How can we optimize this whole ketosis process? Can we really burn fat for fuel and focus? Can we maintain it with just diet? Of course we can! But we all have our challenges. Luckily, there are ways that we can supplement our ketones throughout the day. Here’s an example of how some of us use diet and supplements to burn fat for fuel every day:
7:00 am - Wake up after fasting since 7pm the night before. Take Ketones to jump start ketosis. Get ready for the day (meaning brush your teeth, get dressed, work out, whatever...).
8:00 am - Drink Keto Coffee or add Keto Creamer to a cup of coffee or any other healthy morning beverage. You can add Greens Chocolate to your coffee (or other flavors of Greens shaken with water) for the added nutrient boost.
10:00 am - Snack time. You can add vanilla or chocolate vegan Shake to almond milk or coconut beverage.
12:00 pm - First meal of the day to “break your fast.” I love eggs, avocado, low-carb high-fiber veggies like leafy greens or squash/zucchini. I also like to add extra fat in many ways, mainly sour cream, cream cheese, or cook a warm lunch in avocado oil.
3:00 pm - Snack time again. You can also drink Keto-Go for that afternoon slump or for a preworkout boost without the jitters.
6:00pm - High fat low carb dinner. Again, focusing on healthy oils when you cook and healthier proteins. High-fiber low-carb veggies to round out your plate. If you decide to have a treat, watch out for those carbs. When in doubt, take Fat Fighter 15-60 minutes after that last bite.
Allow carb-cycling days at least once per week help to “remind” our bodies how to process carbs. I would still focus on high-fiber carbs to reduce the storage-factor. We can all use a day to reload and reward ourselves.
We all share about the good, the bad, and the ugly of ketogenics.

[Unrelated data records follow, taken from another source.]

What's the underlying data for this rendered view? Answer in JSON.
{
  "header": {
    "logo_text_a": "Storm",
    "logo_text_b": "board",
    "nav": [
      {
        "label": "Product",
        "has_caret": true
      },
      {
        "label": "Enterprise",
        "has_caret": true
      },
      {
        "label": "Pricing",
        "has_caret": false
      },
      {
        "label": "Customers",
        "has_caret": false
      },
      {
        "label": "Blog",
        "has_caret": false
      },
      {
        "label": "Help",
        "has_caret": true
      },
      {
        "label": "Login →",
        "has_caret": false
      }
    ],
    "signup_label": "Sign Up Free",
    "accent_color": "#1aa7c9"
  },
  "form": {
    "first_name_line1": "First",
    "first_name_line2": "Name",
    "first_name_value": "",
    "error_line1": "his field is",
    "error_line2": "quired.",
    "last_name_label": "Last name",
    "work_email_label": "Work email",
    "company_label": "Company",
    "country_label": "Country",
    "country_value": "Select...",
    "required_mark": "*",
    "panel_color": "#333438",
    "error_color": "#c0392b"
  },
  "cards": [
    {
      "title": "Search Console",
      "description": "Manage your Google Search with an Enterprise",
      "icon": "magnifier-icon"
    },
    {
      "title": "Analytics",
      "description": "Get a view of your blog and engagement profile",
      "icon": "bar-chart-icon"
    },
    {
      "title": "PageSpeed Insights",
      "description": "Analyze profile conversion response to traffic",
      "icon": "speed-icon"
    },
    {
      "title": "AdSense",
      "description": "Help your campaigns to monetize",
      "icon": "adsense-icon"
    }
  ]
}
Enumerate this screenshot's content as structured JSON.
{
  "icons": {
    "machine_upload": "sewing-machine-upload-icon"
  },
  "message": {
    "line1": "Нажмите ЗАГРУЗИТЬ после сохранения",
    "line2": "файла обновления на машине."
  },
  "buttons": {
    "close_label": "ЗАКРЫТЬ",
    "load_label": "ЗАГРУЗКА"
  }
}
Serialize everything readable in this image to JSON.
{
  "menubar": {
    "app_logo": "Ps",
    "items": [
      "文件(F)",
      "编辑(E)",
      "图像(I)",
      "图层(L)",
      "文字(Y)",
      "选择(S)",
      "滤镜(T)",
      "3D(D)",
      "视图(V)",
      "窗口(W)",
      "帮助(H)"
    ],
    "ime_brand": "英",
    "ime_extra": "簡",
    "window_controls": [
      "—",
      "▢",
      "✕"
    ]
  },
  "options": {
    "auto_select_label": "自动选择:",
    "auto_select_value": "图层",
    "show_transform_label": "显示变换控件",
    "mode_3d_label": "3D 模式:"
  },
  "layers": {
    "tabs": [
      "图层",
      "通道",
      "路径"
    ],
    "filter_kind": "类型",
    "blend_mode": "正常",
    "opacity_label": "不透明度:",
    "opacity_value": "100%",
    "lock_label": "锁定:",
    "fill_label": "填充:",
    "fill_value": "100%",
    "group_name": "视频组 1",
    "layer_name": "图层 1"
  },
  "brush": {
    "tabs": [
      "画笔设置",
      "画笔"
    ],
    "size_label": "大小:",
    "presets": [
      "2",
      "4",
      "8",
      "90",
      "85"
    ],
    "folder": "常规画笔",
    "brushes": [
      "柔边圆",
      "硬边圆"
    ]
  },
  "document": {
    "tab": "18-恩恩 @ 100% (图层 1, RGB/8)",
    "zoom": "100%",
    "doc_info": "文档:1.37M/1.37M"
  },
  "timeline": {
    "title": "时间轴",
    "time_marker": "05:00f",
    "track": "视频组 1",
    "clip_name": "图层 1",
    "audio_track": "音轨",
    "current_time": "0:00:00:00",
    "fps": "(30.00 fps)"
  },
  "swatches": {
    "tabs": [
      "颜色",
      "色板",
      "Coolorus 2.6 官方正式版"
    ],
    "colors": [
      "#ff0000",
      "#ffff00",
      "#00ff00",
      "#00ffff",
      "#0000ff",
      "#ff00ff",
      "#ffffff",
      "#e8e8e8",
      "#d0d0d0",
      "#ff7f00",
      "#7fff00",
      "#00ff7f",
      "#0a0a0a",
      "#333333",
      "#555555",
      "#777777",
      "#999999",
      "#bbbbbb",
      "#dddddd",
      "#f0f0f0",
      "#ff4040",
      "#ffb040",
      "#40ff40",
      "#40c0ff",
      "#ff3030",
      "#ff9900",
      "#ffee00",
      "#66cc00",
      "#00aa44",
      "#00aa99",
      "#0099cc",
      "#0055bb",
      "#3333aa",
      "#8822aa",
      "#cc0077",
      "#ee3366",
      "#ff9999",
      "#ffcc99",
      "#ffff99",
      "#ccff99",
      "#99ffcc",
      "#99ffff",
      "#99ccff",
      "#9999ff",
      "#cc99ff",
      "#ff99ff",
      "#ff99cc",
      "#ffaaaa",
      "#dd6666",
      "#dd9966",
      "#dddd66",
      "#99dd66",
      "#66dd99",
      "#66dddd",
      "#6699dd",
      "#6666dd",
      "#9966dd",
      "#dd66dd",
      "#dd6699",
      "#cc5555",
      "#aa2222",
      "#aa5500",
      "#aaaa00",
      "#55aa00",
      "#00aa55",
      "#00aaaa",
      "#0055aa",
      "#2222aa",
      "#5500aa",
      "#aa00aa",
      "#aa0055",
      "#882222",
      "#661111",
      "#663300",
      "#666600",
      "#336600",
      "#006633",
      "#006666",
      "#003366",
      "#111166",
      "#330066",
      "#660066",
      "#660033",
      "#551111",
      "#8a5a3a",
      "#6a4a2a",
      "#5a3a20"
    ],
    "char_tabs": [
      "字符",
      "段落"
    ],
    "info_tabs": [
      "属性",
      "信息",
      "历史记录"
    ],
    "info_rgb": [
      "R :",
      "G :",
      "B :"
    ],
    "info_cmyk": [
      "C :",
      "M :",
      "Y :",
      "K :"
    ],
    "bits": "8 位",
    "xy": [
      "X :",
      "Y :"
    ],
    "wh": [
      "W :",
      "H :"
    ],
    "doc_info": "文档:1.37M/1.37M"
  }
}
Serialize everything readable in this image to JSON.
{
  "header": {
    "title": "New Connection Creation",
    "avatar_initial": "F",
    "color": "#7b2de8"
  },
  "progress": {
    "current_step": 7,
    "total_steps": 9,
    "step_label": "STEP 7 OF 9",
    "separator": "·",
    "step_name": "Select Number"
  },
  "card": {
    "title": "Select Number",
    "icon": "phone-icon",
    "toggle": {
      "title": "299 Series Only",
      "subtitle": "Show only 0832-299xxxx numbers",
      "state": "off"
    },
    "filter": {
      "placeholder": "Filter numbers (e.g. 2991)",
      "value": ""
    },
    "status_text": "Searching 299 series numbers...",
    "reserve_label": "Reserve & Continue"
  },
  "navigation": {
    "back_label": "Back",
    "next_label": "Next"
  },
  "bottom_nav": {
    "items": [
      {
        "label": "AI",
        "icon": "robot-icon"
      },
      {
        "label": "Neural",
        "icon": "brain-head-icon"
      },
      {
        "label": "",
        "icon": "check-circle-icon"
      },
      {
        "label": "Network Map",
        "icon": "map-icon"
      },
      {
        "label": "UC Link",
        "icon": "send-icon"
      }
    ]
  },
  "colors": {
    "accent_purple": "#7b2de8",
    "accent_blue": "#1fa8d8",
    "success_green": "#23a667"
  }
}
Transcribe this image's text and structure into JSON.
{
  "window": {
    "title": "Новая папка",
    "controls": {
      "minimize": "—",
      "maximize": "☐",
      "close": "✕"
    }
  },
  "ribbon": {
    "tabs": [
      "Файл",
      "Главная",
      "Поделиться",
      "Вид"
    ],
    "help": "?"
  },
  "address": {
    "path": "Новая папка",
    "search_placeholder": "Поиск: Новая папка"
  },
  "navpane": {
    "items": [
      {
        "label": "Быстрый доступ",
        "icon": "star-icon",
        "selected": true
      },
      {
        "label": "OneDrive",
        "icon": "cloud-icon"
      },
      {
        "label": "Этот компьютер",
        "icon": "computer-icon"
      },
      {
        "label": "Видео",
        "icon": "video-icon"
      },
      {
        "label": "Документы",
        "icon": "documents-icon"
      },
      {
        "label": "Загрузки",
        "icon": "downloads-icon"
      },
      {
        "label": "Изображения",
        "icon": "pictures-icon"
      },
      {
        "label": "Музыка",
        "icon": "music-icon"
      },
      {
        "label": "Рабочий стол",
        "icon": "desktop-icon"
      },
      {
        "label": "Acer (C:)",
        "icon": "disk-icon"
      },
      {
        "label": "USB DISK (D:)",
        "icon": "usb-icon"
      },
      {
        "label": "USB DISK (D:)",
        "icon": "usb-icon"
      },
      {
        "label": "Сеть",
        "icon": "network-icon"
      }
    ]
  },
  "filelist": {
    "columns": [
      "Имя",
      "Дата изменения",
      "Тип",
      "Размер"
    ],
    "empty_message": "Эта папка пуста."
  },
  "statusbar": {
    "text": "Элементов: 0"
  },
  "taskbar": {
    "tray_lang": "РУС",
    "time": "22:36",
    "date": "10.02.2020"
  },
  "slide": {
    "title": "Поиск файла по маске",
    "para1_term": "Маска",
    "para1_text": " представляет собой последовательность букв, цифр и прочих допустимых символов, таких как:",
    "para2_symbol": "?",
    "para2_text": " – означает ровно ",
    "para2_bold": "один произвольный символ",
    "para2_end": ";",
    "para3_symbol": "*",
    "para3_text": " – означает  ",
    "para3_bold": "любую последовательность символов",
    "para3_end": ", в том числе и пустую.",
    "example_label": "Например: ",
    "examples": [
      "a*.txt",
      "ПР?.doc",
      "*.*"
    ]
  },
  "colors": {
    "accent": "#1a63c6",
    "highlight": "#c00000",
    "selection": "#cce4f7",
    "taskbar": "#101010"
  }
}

It is still a daily challenge to maintain this lifestyle, but it gets better. You’ll feel more energy, less cravings throughout the day, and satisfied with only small amounts of food. You’re grocery bill might even be smaller because you consume less (well, I may have to do a separate study on that). But what has helped me through this has been my Keto Lifestyle Challenge group. These people are so supportive. We all share about the good, the bad, and the ugly of ketogenics. Many of us are still newbies and don’t know what the hell we’re doing. Some of us experience the “keto flu” or keto-adaptation while going through sugar withdrawal. But those of us that have found our stride will share what’s working - something I’ve appreciated throughout this process, especially since no one else in my home has gone keto. Yes, our family is a bit lower carb now, but my kids still love rice, toast, and a small sugary treat every day. I still offer plenty of healthy fats in every meal and my kids get to have omega-3 supplements with their vitamins too.